Say yes more often than no. Saying yes, even internally, is another confidence-booster. Even if your brain is exhausted and you really want to eat lunch alone, or that dish looks gross, or happy hour with coworkers doesn’t sound great — say yes anyway. You will start feeling like you belong more with every yes.

Be honest with yourself and say what you want. Not saying what you want is unhealthy. We all know this, and some of us have paid thousands of dollars to shrinks to help us spit out what we already know we want to say, but just need a little (read: a lot) encouragement to actually say it.

Unfortunately, knowing that doesn’t make it easy, especially for a Midwesterner who would rather avoid anything that feels even remotely like confrontation or disagreement or surfacing of emotions.

At two weeks in, when I was feeling caged and antsy and lonely and everything bad, I was holding in what I really wanted—some space to write and be alone. But I was afraid that asking for this would be hurtful to my boyfriend. Fear held me back and was creating all this ugly internal icky-ness inside me.

With encouragement from a friend, I said what I needed out loud to him, and like magic, all of the icky swamp inside me drained away. Beautiful bright fields of space opened up.

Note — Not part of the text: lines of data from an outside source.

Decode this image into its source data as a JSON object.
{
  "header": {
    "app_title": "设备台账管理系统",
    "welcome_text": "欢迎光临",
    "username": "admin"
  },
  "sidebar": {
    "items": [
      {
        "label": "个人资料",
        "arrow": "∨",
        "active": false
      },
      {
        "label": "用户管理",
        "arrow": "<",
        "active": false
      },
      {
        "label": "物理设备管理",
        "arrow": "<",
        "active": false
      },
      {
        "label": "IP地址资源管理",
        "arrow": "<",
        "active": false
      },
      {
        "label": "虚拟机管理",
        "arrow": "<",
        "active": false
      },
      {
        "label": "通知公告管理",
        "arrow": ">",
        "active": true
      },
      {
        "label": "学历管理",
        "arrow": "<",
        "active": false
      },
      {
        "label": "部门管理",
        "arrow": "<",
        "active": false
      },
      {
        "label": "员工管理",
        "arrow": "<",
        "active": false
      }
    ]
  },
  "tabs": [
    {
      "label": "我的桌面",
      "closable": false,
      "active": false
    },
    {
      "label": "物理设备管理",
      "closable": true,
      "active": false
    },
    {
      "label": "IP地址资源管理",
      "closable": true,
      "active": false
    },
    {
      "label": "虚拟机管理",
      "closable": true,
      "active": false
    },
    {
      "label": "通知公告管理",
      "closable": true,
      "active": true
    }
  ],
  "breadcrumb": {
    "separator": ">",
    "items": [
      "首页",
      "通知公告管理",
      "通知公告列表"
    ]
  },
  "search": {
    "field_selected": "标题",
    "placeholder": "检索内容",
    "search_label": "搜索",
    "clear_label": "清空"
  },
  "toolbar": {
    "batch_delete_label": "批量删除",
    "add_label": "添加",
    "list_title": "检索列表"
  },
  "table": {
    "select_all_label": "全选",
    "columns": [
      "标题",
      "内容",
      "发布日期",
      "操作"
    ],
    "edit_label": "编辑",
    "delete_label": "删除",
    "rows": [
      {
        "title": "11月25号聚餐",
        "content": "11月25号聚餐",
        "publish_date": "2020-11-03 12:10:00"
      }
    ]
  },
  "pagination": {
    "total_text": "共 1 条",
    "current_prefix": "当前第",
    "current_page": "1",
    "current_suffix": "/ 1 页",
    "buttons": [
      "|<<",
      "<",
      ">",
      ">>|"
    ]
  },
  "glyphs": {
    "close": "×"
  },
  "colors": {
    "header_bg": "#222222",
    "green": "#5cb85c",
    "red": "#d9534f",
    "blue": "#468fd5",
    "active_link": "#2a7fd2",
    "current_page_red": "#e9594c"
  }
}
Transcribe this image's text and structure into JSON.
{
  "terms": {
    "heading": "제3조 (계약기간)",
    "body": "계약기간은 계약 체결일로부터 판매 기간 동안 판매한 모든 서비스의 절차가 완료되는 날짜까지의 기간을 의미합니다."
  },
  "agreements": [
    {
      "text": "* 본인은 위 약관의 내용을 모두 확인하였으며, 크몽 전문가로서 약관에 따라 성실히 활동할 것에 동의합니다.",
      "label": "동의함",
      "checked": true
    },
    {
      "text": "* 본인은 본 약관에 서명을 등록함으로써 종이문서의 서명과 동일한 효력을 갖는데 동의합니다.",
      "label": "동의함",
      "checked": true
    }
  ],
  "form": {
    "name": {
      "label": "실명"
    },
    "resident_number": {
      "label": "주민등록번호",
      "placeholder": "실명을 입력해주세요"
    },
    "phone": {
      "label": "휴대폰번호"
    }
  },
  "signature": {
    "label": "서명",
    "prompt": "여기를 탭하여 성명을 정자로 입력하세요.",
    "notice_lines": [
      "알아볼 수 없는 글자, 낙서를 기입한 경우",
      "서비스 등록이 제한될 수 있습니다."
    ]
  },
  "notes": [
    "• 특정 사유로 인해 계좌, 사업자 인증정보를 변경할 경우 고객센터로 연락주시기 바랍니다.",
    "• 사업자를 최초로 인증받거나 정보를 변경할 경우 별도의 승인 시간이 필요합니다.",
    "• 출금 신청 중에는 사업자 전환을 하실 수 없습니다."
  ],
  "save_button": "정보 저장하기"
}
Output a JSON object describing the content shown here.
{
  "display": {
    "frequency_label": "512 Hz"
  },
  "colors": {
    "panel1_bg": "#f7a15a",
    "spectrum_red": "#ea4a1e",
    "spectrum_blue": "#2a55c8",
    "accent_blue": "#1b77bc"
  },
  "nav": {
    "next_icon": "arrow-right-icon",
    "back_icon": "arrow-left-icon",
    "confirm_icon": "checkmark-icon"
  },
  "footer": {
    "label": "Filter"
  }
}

well, since i’m in italy, it’s got to be a field that is covered in succulent grape vines, of course.
well, since i’m in italy, it’s got to be a field that is covered in succulent grape vines, of course.

What feels like a miracle is that these beautiful bright fields have stayed with me. I’m making friends, I’m bumbling through speaking a new language, and I’m eating incredible food. I feel whole. I belong!

I am a lucky hen in a medieval stone city, drinking a little café in the morning and local wine at night.